Eurovia DOOEL (Macedonian: Еуровиа ДООЕЛ) is a Macedonian construction and infrastructure development company based in Tetovo, North Macedonia. The company began in 2010, but its roots go back to a family business established in 1978.

== Overview ==
Eurovia DOOEL has its origins as a family-owned business established by Abdilazis Ademi and named "Muratori". The company initially concentrated on smaller construction projects, subsequently expanding its scope with the participation of other members of the Ademi family. The business was renamed to Eurovia DOOEL, in 2010.

With completed projects in North Macedonia, Kosovo and Albania, Eurovia DOOEL provides various range of projects, including high-rise buildings for both private and public investment, low-rise construction, road infrastructure development, solar panel installation, and hydro-power plant construction.

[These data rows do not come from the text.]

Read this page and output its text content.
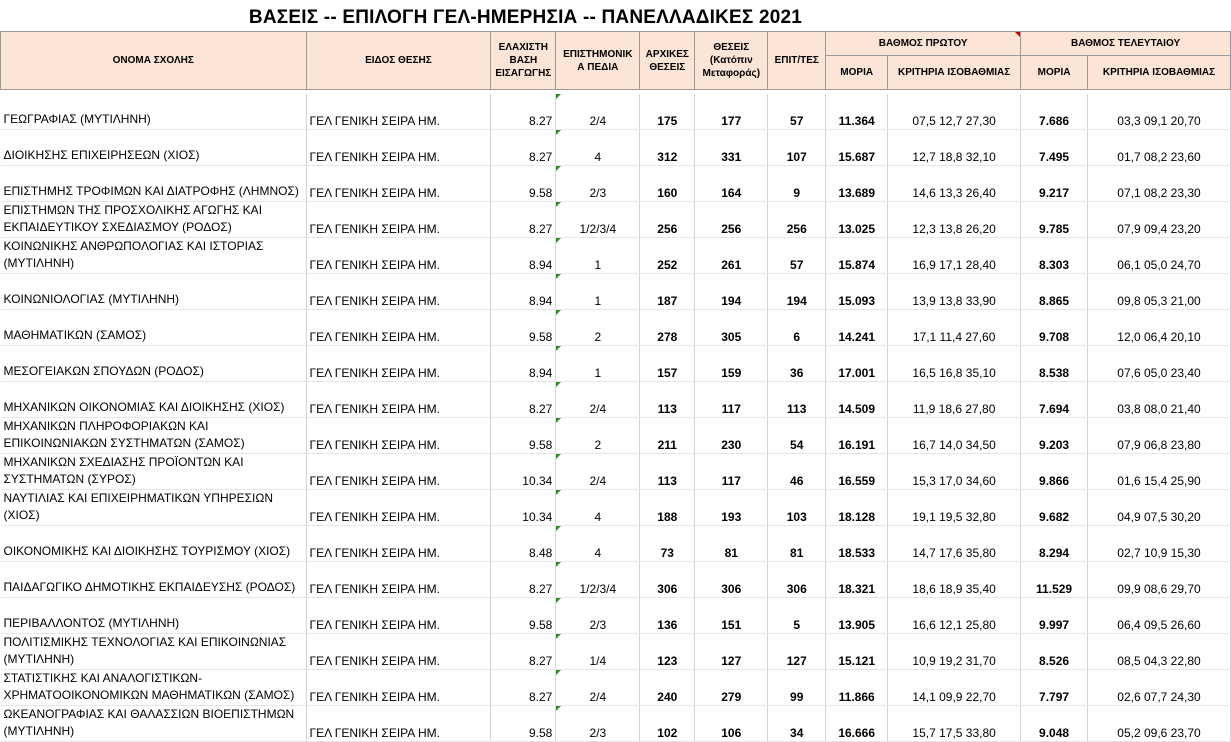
ΒΑΣΕΙΣ -- ΕΠΙΛΟΓΗ ΓΕΛ-ΗΜΕΡΗΣΙΑ -- ΠΑΝΕΛΛΑΔΙΚΕΣ 2021
ΟΝΟΜΑ ΣΧΟΛΗΣ	ΕΙΔΟΣ ΘΕΣΗΣ	ΕΛΑΧΙΣΤΗ ΒΑΣΗ ΕΙΣΑΓΩΓΗΣ	ΕΠΙΣΤΗΜΟΝΙΚ Α ΠΕΔΙΑ	ΑΡΧΙΚΕΣ ΘΕΣΕΙΣ	ΘΕΣΕΙΣ (Κατόπιν Μεταφοράς)	ΕΠΙΤ/ΤΕΣ	ΒΑΘΜΟΣ ΠΡΩΤΟΥ		ΒΑΘΜΟΣ ΤΕΛΕΥΤΑΙΟΥ	
							ΜΟΡΙΑ	ΚΡΙΤΗΡΙΑ ΙΣΟΒΑΘΜΙΑΣ	ΜΟΡΙΑ	ΚΡΙΤΗΡΙΑ ΙΣΟΒΑΘΜΙΑΣ

ΓΕΩΓΡΑΦΙΑΣ (ΜΥΤΙΛΗΝΗ)	ΓΕΛ ΓΕΝΙΚΗ ΣΕΙΡΑ ΗΜ.	8.27	2/4	175	177	57	11.364	07,5 12,7 27,30	7.686	03,3 09,1 20,70
ΔΙΟΙΚΗΣΗΣ ΕΠΙΧΕΙΡΗΣΕΩΝ (ΧΙΟΣ)	ΓΕΛ ΓΕΝΙΚΗ ΣΕΙΡΑ ΗΜ.	8.27	4	312	331	107	15.687	12,7 18,8 32,10	7.495	01,7 08,2 23,60
ΕΠΙΣΤΗΜΗΣ ΤΡΟΦΙΜΩΝ ΚΑΙ ΔΙΑΤΡΟΦΗΣ (ΛΗΜΝΟΣ)	ΓΕΛ ΓΕΝΙΚΗ ΣΕΙΡΑ ΗΜ.	9.58	2/3	160	164	9	13.689	14,6 13,3 26,40	9.217	07,1 08,2 23,30
ΕΠΙΣΤΗΜΩΝ ΤΗΣ ΠΡΟΣΧΟΛΙΚΗΣ ΑΓΩΓΗΣ ΚΑΙ ΕΚΠΑΙΔΕΥΤΙΚΟΥ ΣΧΕΔΙΑΣΜΟΥ (ΡΟΔΟΣ)	ΓΕΛ ΓΕΝΙΚΗ ΣΕΙΡΑ ΗΜ.	8.27	1/2/3/4	256	256	256	13.025	12,3 13,8 26,20	9.785	07,9 09,4 23,20
ΚΟΙΝΩΝΙΚΗΣ ΑΝΘΡΩΠΟΛΟΓΙΑΣ ΚΑΙ ΙΣΤΟΡΙΑΣ (ΜΥΤΙΛΗΝΗ)	ΓΕΛ ΓΕΝΙΚΗ ΣΕΙΡΑ ΗΜ.	8.94	1	252	261	57	15.874	16,9 17,1 28,40	8.303	06,1 05,0 24,70
ΚΟΙΝΩΝΙΟΛΟΓΙΑΣ (ΜΥΤΙΛΗΝΗ)	ΓΕΛ ΓΕΝΙΚΗ ΣΕΙΡΑ ΗΜ.	8.94	1	187	194	194	15.093	13,9 13,8 33,90	8.865	09,8 05,3 21,00
ΜΑΘΗΜΑΤΙΚΩΝ (ΣΑΜΟΣ)	ΓΕΛ ΓΕΝΙΚΗ ΣΕΙΡΑ ΗΜ.	9.58	2	278	305	6	14.241	17,1 11,4 27,60	9.708	12,0 06,4 20,10
ΜΕΣΟΓΕΙΑΚΩΝ ΣΠΟΥΔΩΝ (ΡΟΔΟΣ)	ΓΕΛ ΓΕΝΙΚΗ ΣΕΙΡΑ ΗΜ.	8.94	1	157	159	36	17.001	16,5 16,8 35,10	8.538	07,6 05,0 23,40
ΜΗΧΑΝΙΚΩΝ ΟΙΚΟΝΟΜΙΑΣ ΚΑΙ ΔΙΟΙΚΗΣΗΣ (ΧΙΟΣ)	ΓΕΛ ΓΕΝΙΚΗ ΣΕΙΡΑ ΗΜ.	8.27	2/4	113	117	113	14.509	11,9 18,6 27,80	7.694	03,8 08,0 21,40
ΜΗΧΑΝΙΚΩΝ ΠΛΗΡΟΦΟΡΙΑΚΩΝ ΚΑΙ ΕΠΙΚΟΙΝΩΝΙΑΚΩΝ ΣΥΣΤΗΜΑΤΩΝ (ΣΑΜΟΣ)	ΓΕΛ ΓΕΝΙΚΗ ΣΕΙΡΑ ΗΜ.	9.58	2	211	230	54	16.191	16,7 14,0 34,50	9.203	07,9 06,8 23,80
ΜΗΧΑΝΙΚΩΝ ΣΧΕΔΙΑΣΗΣ ΠΡΟΪΟΝΤΩΝ ΚΑΙ ΣΥΣΤΗΜΑΤΩΝ (ΣΥΡΟΣ)	ΓΕΛ ΓΕΝΙΚΗ ΣΕΙΡΑ ΗΜ.	10.34	2/4	113	117	46	16.559	15,3 17,0 34,60	9.866	01,6 15,4 25,90
ΝΑΥΤΙΛΙΑΣ ΚΑΙ ΕΠΙΧΕΙΡΗΜΑΤΙΚΩΝ ΥΠΗΡΕΣΙΩΝ (ΧΙΟΣ)	ΓΕΛ ΓΕΝΙΚΗ ΣΕΙΡΑ ΗΜ.	10.34	4	188	193	103	18.128	19,1 19,5 32,80	9.682	04,9 07,5 30,20
ΟΙΚΟΝΟΜΙΚΗΣ ΚΑΙ ΔΙΟΙΚΗΣΗΣ ΤΟΥΡΙΣΜΟΥ (ΧΙΟΣ)	ΓΕΛ ΓΕΝΙΚΗ ΣΕΙΡΑ ΗΜ.	8.48	4	73	81	81	18.533	14,7 17,6 35,80	8.294	02,7 10,9 15,30
ΠΑΙΔΑΓΩΓΙΚΟ ΔΗΜΟΤΙΚΗΣ ΕΚΠΑΙΔΕΥΣΗΣ (ΡΟΔΟΣ)	ΓΕΛ ΓΕΝΙΚΗ ΣΕΙΡΑ ΗΜ.	8.27	1/2/3/4	306	306	306	18.321	18,6 18,9 35,40	11.529	09,9 08,6 29,70
ΠΕΡΙΒΑΛΛΟΝΤΟΣ (ΜΥΤΙΛΗΝΗ)	ΓΕΛ ΓΕΝΙΚΗ ΣΕΙΡΑ ΗΜ.	9.58	2/3	136	151	5	13.905	16,6 12,1 25,80	9.997	06,4 09,5 26,60
ΠΟΛΙΤΙΣΜΙΚΗΣ ΤΕΧΝΟΛΟΓΙΑΣ ΚΑΙ ΕΠΙΚΟΙΝΩΝΙΑΣ (ΜΥΤΙΛΗΝΗ)	ΓΕΛ ΓΕΝΙΚΗ ΣΕΙΡΑ ΗΜ.	8.27	1/4	123	127	127	15.121	10,9 19,2 31,70	8.526	08,5 04,3 22,80
ΣΤΑΤΙΣΤΙΚΗΣ ΚΑΙ ΑΝΑΛΟΓΙΣΤΙΚΩΝ-ΧΡΗΜΑΤΟΟΙΚΟΝΟΜΙΚΩΝ ΜΑΘΗΜΑΤΙΚΩΝ (ΣΑΜΟΣ)	ΓΕΛ ΓΕΝΙΚΗ ΣΕΙΡΑ ΗΜ.	8.27	2/4	240	279	99	11.866	14,1 09,9 22,70	7.797	02,6 07,7 24,30
ΩΚΕΑΝΟΓΡΑΦΙΑΣ ΚΑΙ ΘΑΛΑΣΣΙΩΝ ΒΙΟΕΠΙΣΤΗΜΩΝ (ΜΥΤΙΛΗΝΗ)	ΓΕΛ ΓΕΝΙΚΗ ΣΕΙΡΑ ΗΜ.	9.58	2/3	102	106	34	16.666	15,7 17,5 33,80	9.048	05,2 09,6 23,70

Eurovia comprises several subsidiary entities, each specializing in a distinct field:

- Eurovia DMD: a distribution company
- Eurovia Agrar: focused on the agricultural sector
- Energovia: dedicated to electricity production through hydropower plants
- Eurovia Solar: specializing in the generation of electricity via solar panels

In 2023, the company won the tender for the re-adaptation of the Boris Trajkovski Sports Center for the conference of the OSCE Ministerial Council.